En otro país sería probablemente inconcebible que una persona que forma parte de la cúpula de un grupo que estuvo más de 50 años en rebelión, que aspira a que se le suspendan las penas por actos cometidos durante el conflicto y a mantener curules en el Congreso dé la papaya que dio el señor Santrich reuniéndose con topos de la DEA. Si lo hizo antes de que el acuerdo quedara en vigor o, peor aún, si lo hizo después, es una estupidez y una irresponsabilidad inexplicable que genera un alto nivel de desconfianza.

La opinión pública y los medios de comunicación no han reaccionado bien. La responsabilidad legal que tiene la JEP frente a la actuación de Santrich ha sido cuestionada sin razón, aunque su presidenta ha explicado con toda claridad que el papel que le corresponde a esa institución en la investigación de los hechos reportados por la Fiscalía es comprobar cuándo ocurrieron. En los medios domina la opinión de que esto demora la extradición de Santrich, como si ya lo hubieran juzgado y la legitimidad de la JEP estuviera en duda.

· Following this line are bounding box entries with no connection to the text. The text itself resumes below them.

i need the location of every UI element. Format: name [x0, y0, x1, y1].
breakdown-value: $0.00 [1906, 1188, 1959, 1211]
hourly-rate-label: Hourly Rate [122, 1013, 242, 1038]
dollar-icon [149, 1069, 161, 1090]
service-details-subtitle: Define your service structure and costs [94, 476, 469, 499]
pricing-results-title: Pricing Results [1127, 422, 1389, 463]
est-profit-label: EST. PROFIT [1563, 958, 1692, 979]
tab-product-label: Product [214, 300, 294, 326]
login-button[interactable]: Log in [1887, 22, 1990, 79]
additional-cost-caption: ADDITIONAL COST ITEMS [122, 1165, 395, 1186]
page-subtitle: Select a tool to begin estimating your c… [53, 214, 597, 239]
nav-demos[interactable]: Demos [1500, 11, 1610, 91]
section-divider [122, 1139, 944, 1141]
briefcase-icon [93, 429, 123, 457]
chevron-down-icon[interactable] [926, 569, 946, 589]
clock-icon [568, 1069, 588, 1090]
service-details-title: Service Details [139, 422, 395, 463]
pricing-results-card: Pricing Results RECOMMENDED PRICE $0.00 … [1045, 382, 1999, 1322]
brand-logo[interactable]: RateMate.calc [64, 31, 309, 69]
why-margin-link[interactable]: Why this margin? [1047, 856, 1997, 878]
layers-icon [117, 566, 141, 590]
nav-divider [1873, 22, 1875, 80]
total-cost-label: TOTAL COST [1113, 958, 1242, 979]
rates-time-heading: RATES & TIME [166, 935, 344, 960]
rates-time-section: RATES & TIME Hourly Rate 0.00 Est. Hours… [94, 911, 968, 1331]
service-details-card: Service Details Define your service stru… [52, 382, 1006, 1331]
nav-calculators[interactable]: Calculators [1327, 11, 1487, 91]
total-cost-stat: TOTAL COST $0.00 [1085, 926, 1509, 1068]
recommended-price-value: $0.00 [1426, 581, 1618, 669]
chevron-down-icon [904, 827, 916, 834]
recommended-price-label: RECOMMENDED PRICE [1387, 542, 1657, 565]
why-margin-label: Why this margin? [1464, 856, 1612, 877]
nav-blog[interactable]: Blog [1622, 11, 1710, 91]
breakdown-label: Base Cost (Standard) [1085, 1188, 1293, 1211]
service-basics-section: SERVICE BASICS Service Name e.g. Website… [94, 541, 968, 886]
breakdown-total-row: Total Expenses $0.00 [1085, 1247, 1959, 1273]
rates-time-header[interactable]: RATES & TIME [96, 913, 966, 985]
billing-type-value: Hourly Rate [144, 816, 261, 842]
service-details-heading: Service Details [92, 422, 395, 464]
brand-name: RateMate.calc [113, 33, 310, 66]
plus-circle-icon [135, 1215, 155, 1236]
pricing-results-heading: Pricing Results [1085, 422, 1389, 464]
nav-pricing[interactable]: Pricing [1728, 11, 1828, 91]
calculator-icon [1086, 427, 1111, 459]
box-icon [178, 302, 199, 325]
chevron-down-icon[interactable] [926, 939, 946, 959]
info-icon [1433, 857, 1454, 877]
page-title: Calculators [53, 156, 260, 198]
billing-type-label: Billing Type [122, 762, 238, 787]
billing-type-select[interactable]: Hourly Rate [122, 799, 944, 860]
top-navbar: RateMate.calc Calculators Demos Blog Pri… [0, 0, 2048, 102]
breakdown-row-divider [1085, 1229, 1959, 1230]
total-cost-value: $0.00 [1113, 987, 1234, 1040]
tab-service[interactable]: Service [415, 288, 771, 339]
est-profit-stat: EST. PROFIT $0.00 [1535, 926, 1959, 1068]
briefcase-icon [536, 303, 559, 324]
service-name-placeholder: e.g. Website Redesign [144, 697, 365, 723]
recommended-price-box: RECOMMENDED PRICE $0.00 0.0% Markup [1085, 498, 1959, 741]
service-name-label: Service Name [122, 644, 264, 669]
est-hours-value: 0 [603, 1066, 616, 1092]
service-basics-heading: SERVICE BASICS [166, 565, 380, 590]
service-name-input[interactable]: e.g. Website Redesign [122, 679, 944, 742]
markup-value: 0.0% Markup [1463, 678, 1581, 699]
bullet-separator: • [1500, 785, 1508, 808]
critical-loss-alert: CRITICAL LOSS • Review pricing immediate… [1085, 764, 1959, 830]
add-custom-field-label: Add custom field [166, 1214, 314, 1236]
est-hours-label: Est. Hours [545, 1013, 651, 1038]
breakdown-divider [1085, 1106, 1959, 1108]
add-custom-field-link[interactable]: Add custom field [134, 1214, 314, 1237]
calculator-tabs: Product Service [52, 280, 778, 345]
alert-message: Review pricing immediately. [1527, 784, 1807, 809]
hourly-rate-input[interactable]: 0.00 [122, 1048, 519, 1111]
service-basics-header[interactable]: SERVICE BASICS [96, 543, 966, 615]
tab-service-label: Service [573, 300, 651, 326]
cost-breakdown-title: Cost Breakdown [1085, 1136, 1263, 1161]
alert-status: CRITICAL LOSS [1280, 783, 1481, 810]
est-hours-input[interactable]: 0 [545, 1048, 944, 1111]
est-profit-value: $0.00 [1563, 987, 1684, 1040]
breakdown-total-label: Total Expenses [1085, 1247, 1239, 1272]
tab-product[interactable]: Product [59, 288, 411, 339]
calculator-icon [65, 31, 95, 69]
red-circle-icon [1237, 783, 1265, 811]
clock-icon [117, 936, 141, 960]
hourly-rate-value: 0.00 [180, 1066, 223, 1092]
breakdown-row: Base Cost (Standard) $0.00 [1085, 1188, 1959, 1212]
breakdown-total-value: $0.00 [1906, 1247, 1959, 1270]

Laura Gil, en la columna mencionada, dice que antes de Santos estábamos resignados a la guerra y no creíamos en la paz. Pero que el Presidente cometió “el error de juicio” de cambiar esto cerrando la negociación en La Habana. Con esto selló su destino y se hizo acreedor a todo lo que le ha sucedido después. Como no se esperaba que una persona de su clase llevara a cabo eso, quedó “a merced del odio y la sed de venganza” de los suyos. Y los colombianos “quedamos confrontando nuestra propia mezquindad”. Esta vez, sin embargo, tenemos una oportunidad, todavía concreta, de exorcizar la maldición para evitar ese destino eligiendo un presidente comprometido inequívocamente con la paz, que tome partido por los débiles sin recurrir a ‘mermelada’ o tratar de destruir las instituciones.